50 Notes for Young Artists
- Always have at least one piece going that uses shitty materials: house paint, butchers paper, crayons, cardboard. It’s liberating, intuitive and someday it will give restorers and conservators something to do.
- Appreciate your enemies. If someone hates your work they’re paying attention. If no one hates your work, be worried.
- If you try to be trendy you’re already too late.
- Make all moves provisional and partial. Reveal your process, that’s what people really want to see.
- All artists who ever lived are not only still alive but still working.
- Shop for art in thrift stores and yard sales. Train your eye to see work, not ‘worth’.
- Just because an artist is famous doesn’t mean it’s her fault.
- Stop working when there’s still water in the well. Leave a place to start tomorrow.
- There is no single ‘art world’; there are thousands.
- Art has no ‘history’. There is no linear progression. All art exists in the present. It’s a garage sale.
- Work in multiple media at the same time. They inform each other.
- Fear your friends – they’re the ones who will steal all your time – but that’s not actually their fault, it’s yours.
- When you visit a museum, go directly to the center of each room and look for something that calls you. Don’t follow the walls reading the labels. That’s for suckers.
- Just because an artist is great doesn’t mean every work is good. Some of their work stinks – just like some of yours.
- Once you leave art school no one cares if you ever make another picture. You might as well do what you really want to do.
- Avoid ‘art lovers’ – they don’t.
- Work on at least 5 or 6 pieces at once.
- Don’t be precious. If you’re struggling with a picture to save one part, get rid of that part – it’s warping the rest.
- Just because an artist is famous doesn’t mean you have to like his work.
- Gestation can take a lifetime. Artists never get old, they start over every day.
- Memory is the mother of the Muses.
- Trust yourself – especially if you don’t know why you are going in some new direction. There’s a reason.
- Important ideas are never lost. If they don’t keep coming back they aren’t important. Kill them, paint over them, burn them – just to see if they rise from the dead.
- Your studio is a tool. Arrange it for your process. When your work changes your studio should change too. That task deserves your full attention.
- Read the comments and look for insight.
- Don’t ever read the comments.
- The trick to painting is knowing when to stop. Stay alert – it could be done at any moment. The worst thing you can do is keep working.
- Don’t judge your own work by what you see in galleries or museums. That work is there for hundreds of reasons that have nothing to do with you or what you do
- Make the move you must do. When you run out of things you must do, you’re done.
- Pricing: flip through numbers in your head until a bell rings. Don’t sell it for less.
- Don’t sell your seed corn.
- When you hear that someone’s late work is a ‘decline’, pay particularly close attention to it.
- If you aren’t having bad days you aren’t trying hard enough.

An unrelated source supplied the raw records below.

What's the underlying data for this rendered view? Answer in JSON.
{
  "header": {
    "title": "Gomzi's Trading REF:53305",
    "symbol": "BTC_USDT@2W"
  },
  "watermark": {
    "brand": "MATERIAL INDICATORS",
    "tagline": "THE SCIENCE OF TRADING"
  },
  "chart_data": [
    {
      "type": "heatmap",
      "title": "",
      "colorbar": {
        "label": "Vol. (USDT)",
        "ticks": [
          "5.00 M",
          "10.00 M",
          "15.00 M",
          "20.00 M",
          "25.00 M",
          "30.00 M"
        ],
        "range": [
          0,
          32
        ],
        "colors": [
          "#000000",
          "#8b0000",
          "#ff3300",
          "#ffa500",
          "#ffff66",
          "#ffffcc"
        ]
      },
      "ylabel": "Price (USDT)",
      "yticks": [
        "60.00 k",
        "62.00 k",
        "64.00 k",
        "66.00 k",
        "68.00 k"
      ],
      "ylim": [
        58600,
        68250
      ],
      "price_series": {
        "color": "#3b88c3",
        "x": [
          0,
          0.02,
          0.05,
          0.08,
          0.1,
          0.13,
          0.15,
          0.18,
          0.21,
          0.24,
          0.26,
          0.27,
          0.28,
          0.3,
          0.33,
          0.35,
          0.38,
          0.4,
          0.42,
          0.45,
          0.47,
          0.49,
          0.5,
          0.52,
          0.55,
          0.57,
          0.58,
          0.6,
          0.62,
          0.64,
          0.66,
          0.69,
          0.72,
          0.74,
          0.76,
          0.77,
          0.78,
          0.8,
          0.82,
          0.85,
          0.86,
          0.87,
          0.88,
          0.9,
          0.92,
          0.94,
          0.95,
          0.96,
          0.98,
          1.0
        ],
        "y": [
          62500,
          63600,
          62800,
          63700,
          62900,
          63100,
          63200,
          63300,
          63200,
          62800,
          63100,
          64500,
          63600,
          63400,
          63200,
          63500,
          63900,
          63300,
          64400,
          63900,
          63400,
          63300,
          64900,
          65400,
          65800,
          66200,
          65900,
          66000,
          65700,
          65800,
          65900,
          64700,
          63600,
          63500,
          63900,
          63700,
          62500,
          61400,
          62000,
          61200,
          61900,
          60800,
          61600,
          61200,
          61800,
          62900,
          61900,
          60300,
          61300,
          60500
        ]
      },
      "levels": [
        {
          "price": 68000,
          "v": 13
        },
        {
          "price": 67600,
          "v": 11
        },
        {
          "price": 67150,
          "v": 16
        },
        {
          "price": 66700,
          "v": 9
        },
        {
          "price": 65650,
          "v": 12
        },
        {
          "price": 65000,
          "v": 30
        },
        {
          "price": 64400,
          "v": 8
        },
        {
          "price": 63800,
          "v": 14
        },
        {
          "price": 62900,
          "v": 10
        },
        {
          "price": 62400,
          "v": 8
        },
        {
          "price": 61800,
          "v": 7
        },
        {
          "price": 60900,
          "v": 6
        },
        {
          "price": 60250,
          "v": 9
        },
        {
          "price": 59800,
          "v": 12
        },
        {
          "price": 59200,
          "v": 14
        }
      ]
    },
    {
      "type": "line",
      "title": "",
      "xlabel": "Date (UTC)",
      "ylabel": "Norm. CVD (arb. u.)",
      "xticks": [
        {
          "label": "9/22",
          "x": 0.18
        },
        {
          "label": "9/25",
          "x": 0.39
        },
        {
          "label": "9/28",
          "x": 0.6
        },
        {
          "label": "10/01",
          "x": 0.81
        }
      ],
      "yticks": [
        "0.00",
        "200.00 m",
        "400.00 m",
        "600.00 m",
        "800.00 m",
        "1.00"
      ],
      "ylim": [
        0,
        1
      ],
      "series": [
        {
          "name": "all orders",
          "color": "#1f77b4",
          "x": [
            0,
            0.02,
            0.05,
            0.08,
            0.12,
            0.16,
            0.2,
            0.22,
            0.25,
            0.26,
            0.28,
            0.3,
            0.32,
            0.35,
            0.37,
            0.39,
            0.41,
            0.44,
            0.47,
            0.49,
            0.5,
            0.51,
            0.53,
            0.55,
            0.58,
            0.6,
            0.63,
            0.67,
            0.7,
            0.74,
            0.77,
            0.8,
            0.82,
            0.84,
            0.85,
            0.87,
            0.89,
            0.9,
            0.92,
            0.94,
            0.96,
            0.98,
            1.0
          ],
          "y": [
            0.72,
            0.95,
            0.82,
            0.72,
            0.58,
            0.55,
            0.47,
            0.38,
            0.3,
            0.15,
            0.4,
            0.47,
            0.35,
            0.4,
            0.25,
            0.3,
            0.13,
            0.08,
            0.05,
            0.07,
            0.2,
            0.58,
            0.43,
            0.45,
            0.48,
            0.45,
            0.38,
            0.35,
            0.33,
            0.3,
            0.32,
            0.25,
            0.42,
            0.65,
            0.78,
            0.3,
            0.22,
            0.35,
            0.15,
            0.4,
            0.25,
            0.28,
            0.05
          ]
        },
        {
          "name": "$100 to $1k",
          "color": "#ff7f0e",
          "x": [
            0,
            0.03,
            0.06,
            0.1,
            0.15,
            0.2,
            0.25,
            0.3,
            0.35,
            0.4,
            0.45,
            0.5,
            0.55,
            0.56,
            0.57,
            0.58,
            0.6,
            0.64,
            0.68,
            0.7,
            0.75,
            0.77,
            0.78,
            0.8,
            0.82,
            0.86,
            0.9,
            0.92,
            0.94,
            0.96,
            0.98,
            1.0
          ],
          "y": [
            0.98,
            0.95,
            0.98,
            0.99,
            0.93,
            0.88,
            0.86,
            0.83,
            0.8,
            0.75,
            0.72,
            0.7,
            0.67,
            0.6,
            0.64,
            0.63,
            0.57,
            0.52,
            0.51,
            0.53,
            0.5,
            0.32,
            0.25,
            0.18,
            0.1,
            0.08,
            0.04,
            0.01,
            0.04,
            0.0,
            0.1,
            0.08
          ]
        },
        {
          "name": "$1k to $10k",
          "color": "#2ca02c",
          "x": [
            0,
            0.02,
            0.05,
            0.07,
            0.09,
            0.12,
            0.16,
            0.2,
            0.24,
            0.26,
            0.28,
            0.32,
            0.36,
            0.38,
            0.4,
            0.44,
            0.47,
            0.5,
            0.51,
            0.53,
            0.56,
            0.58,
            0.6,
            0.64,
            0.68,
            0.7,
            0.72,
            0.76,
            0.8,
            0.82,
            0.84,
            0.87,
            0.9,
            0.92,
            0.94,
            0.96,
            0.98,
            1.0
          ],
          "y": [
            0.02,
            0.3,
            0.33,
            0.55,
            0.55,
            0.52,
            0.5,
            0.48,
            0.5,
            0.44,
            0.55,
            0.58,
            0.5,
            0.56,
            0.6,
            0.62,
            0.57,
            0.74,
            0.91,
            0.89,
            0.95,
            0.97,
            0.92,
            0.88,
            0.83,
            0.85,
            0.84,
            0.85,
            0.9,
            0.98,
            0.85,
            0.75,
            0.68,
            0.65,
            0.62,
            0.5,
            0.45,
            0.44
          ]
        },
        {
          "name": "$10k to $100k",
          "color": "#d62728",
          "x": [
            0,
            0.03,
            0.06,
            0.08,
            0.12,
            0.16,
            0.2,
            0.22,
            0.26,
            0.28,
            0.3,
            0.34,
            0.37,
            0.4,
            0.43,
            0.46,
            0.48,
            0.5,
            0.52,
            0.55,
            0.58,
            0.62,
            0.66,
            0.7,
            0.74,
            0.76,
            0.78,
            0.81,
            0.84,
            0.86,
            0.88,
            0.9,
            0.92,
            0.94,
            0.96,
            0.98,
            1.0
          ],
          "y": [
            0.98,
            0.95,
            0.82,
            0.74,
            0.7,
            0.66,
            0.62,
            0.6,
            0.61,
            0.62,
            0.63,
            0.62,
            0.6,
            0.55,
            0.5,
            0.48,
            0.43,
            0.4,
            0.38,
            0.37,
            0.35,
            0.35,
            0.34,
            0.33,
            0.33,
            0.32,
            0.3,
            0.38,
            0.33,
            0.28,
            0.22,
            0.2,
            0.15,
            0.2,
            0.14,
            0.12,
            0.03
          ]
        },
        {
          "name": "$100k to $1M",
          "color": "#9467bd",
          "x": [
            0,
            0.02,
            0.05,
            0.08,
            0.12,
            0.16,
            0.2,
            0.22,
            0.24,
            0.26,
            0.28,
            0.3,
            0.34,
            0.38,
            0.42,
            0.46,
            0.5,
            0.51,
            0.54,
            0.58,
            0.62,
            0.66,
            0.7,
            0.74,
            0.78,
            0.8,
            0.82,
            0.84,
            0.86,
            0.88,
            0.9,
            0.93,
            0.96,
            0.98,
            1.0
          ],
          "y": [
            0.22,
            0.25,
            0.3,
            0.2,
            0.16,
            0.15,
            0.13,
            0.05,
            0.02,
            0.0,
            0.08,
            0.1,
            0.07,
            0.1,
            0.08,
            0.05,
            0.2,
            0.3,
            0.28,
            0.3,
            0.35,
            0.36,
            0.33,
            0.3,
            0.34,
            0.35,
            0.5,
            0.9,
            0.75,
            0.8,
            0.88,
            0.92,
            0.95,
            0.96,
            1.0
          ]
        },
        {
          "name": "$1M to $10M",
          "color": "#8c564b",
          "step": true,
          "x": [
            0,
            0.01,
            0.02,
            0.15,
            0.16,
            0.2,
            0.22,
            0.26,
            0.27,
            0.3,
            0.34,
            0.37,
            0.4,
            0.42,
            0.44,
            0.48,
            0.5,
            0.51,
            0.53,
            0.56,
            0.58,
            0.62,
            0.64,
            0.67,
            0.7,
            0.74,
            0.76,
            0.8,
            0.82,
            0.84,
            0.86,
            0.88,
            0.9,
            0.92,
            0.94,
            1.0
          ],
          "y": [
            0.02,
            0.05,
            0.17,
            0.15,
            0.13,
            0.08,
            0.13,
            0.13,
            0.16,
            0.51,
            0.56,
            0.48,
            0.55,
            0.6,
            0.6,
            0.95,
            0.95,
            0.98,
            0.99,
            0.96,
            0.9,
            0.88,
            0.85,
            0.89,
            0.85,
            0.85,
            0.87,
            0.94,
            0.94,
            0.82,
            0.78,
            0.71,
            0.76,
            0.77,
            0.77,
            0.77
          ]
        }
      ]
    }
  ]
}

- Let things cool off and come back to them. Some pictures take days, some take years. Some take decades.
- Never repeat yourself.
- Repeat yourself whenever you want.
- You don’t need people to love your work. You need people to buy it.
- You’ll get more out of hanging around with carpenters, pastry chefs and physicists than you’ll get hanging around with artists. Artists don’t have any money and secretly they hate you anyway.
- All projects have a natural audience. Find it.
- You can’t cram everything into one piece. If you try you’ll ruin it.
- No matter what anyone tries to tell you, it is a competition. You need to know other artists – you need to know the artists who need to know you.
- If you make 150 drawings of faces you’ll learn a lot. 15 of them might even be good.
- If you’ve said all you have to say by the 9th piece, trying to take a series to 15 is sheer tedium. Kill it.
- Clean your studio once a week. Clean your brushes and put your tools away at the end of the day.
- Match the scale of your tools to the scale of the work.
- When starting new work, imagine how it will be seen, by whom, in what circumstances. This leads to a vision of your audience. Then you know who to look for.
- Plan your work, work your plan. What do you want to be doing in 6 months? What do you have to do right now, tomorrow, next week, next month to make that happen?
- Galleries are like icebergs. What’s visible are the pictures but how they got on the wall is the biggest part: friendships, social networks, history and yes – money.
- One of the hardest things to accept is when you nail something on the first try without really trying. It’s just a random gift. It doesn’t mean anything. Take the rest of the day off anyway.
- If you aren’t at least slightly afraid that you suck you aren’t pushing yourself hard enough.